Why Hasn't the U.S. Made a Full Tourism Recovery?
25.08.2023 - 13:11
/ skift.com
/ Edward Russell
/ Rashaad Jorden
/ Chris Thompson
/ Ask Skift
The U.S. travel industry has made tremendous progress in its recovery from the pandemic. Bookings for hotels, car rentals and tour activities have risen almost 30% from last year for travel between between Memorial Day and Labor Day — numbers that are expected to increase, according to travel organization AAA.
However, the industry is struggling to fully recover in other important ways. Why? Ask Skift, our artificial intelligence chatbot, provided answers to the question, using information appearing in our daily news coverage, Skift Research and Airline Weekly.

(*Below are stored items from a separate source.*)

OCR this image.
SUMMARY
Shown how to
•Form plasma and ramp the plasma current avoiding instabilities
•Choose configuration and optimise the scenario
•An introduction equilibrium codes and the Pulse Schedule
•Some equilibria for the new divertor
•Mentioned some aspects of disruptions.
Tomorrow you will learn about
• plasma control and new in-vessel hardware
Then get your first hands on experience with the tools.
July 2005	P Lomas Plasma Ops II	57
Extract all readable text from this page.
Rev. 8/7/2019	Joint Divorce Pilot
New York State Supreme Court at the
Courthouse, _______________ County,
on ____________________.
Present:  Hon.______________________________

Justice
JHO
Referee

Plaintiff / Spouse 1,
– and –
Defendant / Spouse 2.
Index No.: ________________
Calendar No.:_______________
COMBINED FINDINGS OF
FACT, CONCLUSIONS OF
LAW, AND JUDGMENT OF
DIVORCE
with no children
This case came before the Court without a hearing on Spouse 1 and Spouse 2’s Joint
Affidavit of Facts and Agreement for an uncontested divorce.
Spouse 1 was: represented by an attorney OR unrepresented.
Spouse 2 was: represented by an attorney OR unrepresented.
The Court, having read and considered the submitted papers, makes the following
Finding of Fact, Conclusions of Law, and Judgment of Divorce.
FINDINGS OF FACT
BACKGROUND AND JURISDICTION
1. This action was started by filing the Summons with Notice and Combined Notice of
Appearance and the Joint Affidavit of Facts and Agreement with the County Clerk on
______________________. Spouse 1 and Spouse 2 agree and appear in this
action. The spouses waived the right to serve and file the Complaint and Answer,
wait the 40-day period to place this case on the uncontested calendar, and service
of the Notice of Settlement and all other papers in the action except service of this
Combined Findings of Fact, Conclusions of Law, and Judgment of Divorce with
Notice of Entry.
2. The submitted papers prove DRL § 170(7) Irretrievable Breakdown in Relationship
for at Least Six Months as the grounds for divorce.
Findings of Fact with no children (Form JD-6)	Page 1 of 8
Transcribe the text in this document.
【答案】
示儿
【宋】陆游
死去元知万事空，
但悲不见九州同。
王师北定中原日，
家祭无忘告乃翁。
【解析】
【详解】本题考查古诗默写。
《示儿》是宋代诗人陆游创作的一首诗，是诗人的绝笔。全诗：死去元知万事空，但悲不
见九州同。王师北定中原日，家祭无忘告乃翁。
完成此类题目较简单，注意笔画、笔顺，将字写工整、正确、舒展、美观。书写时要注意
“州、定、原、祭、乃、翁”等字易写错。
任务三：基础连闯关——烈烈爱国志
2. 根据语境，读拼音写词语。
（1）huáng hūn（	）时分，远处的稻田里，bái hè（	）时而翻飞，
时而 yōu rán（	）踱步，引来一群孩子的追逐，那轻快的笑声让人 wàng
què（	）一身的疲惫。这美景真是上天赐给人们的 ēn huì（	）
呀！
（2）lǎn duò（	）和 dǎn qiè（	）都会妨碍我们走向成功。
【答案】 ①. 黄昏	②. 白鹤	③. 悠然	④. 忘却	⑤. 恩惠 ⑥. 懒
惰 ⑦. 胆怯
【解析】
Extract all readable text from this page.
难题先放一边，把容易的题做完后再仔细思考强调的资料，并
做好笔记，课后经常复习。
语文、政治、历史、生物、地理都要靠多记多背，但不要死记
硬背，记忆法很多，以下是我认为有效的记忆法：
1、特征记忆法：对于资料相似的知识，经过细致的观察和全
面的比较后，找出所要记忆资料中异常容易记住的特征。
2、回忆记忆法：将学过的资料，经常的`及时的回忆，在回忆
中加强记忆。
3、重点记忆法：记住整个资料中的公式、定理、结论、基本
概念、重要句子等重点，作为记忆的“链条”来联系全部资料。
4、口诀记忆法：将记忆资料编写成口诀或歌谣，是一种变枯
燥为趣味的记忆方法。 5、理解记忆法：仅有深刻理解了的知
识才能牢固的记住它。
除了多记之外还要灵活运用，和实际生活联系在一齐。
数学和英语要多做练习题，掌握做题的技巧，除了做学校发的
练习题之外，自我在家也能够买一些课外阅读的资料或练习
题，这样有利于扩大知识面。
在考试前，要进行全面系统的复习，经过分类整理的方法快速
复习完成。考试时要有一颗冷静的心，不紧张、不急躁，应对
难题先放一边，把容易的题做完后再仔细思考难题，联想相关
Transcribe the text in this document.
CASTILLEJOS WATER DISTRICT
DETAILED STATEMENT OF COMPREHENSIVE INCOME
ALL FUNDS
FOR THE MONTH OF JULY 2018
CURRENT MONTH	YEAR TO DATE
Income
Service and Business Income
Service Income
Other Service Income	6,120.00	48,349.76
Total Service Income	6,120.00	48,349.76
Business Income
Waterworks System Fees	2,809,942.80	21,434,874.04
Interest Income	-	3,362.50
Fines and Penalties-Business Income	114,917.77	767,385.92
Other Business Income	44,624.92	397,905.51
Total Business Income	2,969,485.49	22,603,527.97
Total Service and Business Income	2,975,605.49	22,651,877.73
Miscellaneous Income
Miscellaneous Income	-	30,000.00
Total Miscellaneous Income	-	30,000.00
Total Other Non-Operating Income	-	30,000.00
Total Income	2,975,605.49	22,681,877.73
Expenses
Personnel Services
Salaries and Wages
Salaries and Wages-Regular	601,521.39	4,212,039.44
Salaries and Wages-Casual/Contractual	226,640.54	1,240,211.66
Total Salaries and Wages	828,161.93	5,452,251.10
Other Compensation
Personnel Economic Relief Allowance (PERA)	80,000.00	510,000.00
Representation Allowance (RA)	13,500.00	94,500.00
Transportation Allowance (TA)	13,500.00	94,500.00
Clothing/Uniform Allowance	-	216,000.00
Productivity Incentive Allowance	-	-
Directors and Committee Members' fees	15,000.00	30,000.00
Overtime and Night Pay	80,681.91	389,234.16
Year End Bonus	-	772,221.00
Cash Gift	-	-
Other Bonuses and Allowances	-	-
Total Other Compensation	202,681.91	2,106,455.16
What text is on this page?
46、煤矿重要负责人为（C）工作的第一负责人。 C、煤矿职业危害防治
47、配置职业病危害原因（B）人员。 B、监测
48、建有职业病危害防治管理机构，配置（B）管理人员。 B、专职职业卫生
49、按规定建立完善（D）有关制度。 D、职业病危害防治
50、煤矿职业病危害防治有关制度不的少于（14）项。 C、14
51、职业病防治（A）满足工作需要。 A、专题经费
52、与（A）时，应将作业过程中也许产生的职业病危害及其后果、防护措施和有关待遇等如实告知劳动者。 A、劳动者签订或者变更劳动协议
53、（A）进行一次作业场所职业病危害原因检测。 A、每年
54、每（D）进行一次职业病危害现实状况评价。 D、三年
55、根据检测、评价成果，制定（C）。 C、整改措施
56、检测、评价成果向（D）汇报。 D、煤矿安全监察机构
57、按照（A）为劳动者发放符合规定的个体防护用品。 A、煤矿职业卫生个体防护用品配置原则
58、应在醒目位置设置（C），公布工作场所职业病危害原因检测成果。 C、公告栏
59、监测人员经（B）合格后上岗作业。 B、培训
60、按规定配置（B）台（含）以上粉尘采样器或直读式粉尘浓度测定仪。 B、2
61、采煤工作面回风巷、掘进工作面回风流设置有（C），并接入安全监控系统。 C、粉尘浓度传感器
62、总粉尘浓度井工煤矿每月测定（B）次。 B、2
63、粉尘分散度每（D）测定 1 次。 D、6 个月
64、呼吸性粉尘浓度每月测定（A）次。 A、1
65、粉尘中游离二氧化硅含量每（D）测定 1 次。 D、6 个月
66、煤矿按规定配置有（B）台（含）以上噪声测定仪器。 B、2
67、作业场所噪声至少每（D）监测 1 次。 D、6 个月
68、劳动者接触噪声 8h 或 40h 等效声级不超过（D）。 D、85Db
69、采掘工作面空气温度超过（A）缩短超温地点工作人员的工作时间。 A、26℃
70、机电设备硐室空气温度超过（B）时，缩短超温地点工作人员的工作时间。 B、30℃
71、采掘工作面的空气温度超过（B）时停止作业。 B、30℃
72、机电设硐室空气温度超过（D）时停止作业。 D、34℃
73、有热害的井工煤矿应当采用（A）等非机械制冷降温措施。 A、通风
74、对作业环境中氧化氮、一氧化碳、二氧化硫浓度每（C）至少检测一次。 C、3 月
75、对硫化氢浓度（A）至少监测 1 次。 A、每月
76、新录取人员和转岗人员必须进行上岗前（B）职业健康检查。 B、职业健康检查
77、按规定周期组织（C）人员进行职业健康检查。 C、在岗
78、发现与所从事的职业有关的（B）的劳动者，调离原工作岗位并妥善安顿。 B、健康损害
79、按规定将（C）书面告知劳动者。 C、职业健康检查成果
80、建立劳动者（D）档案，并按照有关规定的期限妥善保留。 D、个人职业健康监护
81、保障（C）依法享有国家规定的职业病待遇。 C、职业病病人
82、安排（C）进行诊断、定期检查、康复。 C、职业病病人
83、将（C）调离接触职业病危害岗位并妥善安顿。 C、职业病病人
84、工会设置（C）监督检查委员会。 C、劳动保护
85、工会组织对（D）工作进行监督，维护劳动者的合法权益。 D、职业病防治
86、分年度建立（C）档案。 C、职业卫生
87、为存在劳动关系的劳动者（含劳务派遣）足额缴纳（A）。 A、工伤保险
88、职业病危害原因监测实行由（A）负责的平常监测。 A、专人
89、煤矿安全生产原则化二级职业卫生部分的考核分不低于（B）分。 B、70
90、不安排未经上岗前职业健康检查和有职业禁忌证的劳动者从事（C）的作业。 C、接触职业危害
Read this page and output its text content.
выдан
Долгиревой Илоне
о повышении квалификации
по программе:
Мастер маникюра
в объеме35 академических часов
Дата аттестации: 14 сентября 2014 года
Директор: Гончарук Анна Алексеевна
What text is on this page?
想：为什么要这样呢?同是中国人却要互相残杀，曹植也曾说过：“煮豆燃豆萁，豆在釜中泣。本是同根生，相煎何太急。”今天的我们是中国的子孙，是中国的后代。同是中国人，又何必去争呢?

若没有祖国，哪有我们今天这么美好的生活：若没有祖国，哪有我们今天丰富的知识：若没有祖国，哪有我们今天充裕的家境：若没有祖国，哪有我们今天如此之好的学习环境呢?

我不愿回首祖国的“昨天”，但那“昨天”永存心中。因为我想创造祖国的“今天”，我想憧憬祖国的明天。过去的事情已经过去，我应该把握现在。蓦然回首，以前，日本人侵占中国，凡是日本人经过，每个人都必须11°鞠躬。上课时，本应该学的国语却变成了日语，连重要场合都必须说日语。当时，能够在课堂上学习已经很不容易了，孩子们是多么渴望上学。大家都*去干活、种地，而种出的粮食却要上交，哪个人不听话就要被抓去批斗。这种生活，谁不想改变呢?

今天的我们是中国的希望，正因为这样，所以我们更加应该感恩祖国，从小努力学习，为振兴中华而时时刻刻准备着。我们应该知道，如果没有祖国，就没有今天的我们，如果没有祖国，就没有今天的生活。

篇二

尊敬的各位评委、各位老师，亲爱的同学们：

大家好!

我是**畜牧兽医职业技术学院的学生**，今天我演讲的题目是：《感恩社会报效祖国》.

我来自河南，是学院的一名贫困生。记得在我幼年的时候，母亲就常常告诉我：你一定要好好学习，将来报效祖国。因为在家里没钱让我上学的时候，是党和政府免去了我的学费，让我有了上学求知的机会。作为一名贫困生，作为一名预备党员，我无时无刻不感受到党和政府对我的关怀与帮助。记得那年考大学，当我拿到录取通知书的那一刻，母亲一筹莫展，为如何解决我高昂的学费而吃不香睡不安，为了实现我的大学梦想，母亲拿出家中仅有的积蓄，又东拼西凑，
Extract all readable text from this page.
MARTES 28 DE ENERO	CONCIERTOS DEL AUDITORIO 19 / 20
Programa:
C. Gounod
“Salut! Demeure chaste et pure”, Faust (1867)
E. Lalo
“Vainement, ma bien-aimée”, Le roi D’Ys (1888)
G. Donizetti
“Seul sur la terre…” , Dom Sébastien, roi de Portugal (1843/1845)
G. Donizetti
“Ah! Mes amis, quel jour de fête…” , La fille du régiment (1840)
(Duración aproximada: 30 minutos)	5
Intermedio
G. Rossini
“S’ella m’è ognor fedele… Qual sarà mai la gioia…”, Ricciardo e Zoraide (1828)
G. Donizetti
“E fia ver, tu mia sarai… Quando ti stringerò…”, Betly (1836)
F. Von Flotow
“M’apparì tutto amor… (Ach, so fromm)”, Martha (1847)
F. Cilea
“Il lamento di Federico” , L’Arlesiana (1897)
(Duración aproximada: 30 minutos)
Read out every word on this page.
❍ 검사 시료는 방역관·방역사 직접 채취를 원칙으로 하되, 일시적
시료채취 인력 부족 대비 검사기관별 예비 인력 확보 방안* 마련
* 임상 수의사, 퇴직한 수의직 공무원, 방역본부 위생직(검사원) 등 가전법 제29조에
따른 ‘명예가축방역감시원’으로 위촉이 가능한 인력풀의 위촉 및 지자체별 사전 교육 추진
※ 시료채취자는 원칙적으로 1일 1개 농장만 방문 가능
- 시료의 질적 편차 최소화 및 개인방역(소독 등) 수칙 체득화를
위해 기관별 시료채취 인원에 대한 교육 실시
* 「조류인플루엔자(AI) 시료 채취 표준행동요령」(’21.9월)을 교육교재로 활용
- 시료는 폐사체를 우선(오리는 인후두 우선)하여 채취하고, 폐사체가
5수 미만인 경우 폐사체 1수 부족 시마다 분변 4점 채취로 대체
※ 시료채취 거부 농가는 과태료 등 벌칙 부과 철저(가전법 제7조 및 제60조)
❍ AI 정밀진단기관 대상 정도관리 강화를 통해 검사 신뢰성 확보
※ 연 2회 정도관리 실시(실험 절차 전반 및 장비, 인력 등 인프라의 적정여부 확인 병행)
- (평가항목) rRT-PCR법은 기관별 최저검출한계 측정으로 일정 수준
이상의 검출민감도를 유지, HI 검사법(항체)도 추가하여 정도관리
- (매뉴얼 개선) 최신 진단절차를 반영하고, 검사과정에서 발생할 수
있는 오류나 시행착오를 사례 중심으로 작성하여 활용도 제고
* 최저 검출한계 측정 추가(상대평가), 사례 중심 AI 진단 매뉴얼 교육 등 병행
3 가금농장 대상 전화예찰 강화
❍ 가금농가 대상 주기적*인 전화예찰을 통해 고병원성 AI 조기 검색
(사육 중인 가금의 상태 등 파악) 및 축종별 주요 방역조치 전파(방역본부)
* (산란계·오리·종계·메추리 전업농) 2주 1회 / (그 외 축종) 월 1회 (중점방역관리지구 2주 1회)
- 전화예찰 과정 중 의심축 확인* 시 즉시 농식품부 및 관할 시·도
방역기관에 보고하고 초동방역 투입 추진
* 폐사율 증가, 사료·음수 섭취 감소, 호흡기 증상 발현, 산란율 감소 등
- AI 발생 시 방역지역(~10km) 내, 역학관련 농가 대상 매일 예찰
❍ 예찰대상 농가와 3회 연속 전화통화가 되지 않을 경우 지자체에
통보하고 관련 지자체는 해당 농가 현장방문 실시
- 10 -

Here are the responses Ask Skift produced, as well as what else you need to know.
Ask Skift said:
The U.S. tourism industry heavily relies on the influx of Chinese visitors. Prior to the pandemic, China was the U.S.’s fourth top market, having sent over 2.3 million tourists in 2019. Although China fully reopened its borders earlier this year after more than two years of restrictions, U.S. destinations have not seen Chinese tourists return in serious numbers. In fact, from May 2022 through April 2023, the U.S. welcomed over 540,000 Chinese travelers, which was an 81% drop from the same month in 2019. This significant decrease in Chinese tourists has hindered the U.S.’s tourism recovery.
What else you need to know:
Brand USA CEO and President Chris Thompson said at a U.S. Senate hearing this June that unless the country sees a large-scale return of Chinese tourists, it won’t fully recover from the pandemic. U.S. destination marketing organizations have unveiled plans to increase marketing in China later this year as part of their strategy to boost visitor numbers from the country.
However, Global Tourism Reporter Dawit Habtemariam wrote the success of those efforts depend on the U.S. and China restoring flight schedules between the two countries to pre-pandemic levels. Twenty-four flights currently operate weekly between the U.S. and China — down from about 350 per week prior to the pandemic.
The flight limits have remained in place largely due to strained U.S.-China relations. Edward Russell, editor of Skift publication Airline Weekly, reported in June a sticking point between U.S. and China was Chinese airlines’ use of Russian airspace for U.S. flights. American carriers are prohibited from flying over Russia due to the country’s invasion of Ukraine.
Another issue is thatvisa applications by Chinese citizens are still well below pre-pandemic levels even after Beijing announced late last year it was lifting travel restrictions. Specialist visa firm VFS Global revealed visa application volumes from China this year had only hit 35% of pre-Covid levels by May compared to the same period in 2019.